Single by Lucio Battisti

from the album Emozioni
- B-side: "Dieci ragazze"
- Released: 28 March 1969
- Genre: Pop; blues; R&B;
- Label: Dischi Ricordi
- Songwriter(s): Lucio Battisti, Mogol

Lucio Battisti singles chronology
| "Un'avventura" (1969) | "Acqua azzurra, acqua chiara" (1969) | "Mi ritorni in mente" (1969) |

Audio
- "Acqua azzurra, acqua chiara" on YouTube

= Acqua azzurra, acqua chiara =

"Acqua azzurra, acqua chiara" (lit. 'Blue water, clear water') is a 1969 song composed by Lucio Battisti (music) and Mogol (lyrics) and performed by Lucio Battisti.
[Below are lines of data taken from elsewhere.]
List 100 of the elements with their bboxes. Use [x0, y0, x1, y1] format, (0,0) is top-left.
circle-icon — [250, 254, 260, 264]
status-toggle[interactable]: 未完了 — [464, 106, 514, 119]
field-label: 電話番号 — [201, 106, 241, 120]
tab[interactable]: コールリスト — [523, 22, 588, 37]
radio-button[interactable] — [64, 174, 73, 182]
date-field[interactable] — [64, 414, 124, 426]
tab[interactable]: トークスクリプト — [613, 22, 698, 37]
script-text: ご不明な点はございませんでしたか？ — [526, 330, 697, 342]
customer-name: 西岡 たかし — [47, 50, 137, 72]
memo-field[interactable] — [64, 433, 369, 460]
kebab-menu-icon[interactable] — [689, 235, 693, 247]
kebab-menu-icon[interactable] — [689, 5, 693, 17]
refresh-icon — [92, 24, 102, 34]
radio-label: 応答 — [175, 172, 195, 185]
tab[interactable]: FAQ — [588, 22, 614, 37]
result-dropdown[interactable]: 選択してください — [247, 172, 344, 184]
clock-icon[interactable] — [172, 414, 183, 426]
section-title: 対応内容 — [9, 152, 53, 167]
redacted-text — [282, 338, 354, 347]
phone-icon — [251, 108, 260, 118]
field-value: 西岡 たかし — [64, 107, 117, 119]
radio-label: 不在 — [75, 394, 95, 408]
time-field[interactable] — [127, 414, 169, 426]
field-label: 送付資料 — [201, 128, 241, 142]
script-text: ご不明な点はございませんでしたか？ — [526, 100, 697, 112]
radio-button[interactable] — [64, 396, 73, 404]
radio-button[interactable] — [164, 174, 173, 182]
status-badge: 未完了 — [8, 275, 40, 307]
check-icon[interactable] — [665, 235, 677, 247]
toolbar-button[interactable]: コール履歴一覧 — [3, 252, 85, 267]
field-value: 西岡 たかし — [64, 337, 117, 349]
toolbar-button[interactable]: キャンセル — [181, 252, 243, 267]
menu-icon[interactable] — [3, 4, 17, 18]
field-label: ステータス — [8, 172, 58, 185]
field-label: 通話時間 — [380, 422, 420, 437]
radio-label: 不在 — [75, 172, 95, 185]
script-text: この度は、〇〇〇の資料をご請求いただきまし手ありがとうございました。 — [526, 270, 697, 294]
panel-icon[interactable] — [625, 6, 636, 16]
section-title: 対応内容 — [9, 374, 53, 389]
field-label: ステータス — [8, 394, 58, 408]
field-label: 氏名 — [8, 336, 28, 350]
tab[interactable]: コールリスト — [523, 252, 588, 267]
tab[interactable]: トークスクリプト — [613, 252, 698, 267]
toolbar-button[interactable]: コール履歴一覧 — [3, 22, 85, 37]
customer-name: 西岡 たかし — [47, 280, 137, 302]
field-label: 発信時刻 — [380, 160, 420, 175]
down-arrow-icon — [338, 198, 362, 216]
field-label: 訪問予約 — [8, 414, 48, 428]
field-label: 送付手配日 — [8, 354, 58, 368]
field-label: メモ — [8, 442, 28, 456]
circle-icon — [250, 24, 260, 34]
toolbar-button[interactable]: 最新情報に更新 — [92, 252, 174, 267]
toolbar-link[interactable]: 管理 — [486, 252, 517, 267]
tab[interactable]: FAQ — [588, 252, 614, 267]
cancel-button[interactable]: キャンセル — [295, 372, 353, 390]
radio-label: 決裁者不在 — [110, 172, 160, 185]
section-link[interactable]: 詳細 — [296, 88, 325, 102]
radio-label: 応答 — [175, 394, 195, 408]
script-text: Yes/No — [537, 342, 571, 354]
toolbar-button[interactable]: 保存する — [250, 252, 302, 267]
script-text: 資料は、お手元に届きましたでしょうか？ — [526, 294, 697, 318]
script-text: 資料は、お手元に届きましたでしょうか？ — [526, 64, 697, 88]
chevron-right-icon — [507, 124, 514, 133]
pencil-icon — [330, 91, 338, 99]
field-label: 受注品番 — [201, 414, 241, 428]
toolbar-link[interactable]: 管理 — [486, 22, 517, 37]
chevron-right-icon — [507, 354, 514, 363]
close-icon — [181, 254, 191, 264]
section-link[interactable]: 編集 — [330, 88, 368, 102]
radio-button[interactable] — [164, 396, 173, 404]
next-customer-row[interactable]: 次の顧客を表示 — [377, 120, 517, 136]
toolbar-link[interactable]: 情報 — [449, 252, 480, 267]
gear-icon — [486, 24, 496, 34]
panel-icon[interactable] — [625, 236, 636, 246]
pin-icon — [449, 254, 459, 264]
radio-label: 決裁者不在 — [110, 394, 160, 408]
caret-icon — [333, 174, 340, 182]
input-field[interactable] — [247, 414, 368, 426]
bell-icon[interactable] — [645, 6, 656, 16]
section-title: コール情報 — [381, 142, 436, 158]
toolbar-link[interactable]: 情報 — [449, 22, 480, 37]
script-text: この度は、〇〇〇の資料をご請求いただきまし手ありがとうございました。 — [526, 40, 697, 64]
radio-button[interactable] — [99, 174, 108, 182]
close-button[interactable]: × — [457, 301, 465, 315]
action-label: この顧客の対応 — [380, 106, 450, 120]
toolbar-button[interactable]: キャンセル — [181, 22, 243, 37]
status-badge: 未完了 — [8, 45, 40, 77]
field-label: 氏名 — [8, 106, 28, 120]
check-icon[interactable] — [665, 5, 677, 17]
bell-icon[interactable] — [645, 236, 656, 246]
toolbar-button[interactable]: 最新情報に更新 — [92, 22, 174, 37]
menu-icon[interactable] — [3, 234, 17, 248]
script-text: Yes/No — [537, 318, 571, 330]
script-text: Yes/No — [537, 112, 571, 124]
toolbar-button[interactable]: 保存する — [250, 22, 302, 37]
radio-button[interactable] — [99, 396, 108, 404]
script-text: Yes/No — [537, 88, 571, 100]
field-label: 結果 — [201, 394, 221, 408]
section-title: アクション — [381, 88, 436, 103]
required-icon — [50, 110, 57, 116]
The song premiered in the Renzo Arbore's television show Speciale per voi, where Arbore convinced Battisti and Mogol to prefer the song as A-side of the single instead of "Dieci ragazze". The song ranked third in the 1969 Cantagiro, behind Massimo Ranieri's "Rose Rosse" and Camaleonti's "Viso d'angelo", and it eventually won the Festivalbar.

Artists who covered the song include Mina, Raffaella Carrà, Marcella Bella, Formula 3, Andrea Mingardi.

==Track listing==

| No. | Title | Length |
|---|---|---|
| 1. | "Acqua azzurra, acqua chiara" | 3:38 |
| 2. | "Dieci ragazze" | 2:59 |

==Charts==

Chart performance for "Acqua azzurra, acqua chiara"
| Chart (1969) | Peak position |
|---|---|
| Italy (Musica e dischi) | 3 |

== Certifications and sales ==

Certifications for "Acqua azzurra, acqua chiara"
| Region | Certification | Certified units/sales |
| Italy (FIMI) sales since 2009 | Platinum | 100,000^{‡} |
^{‡} Sales+streaming figures based on certification alone.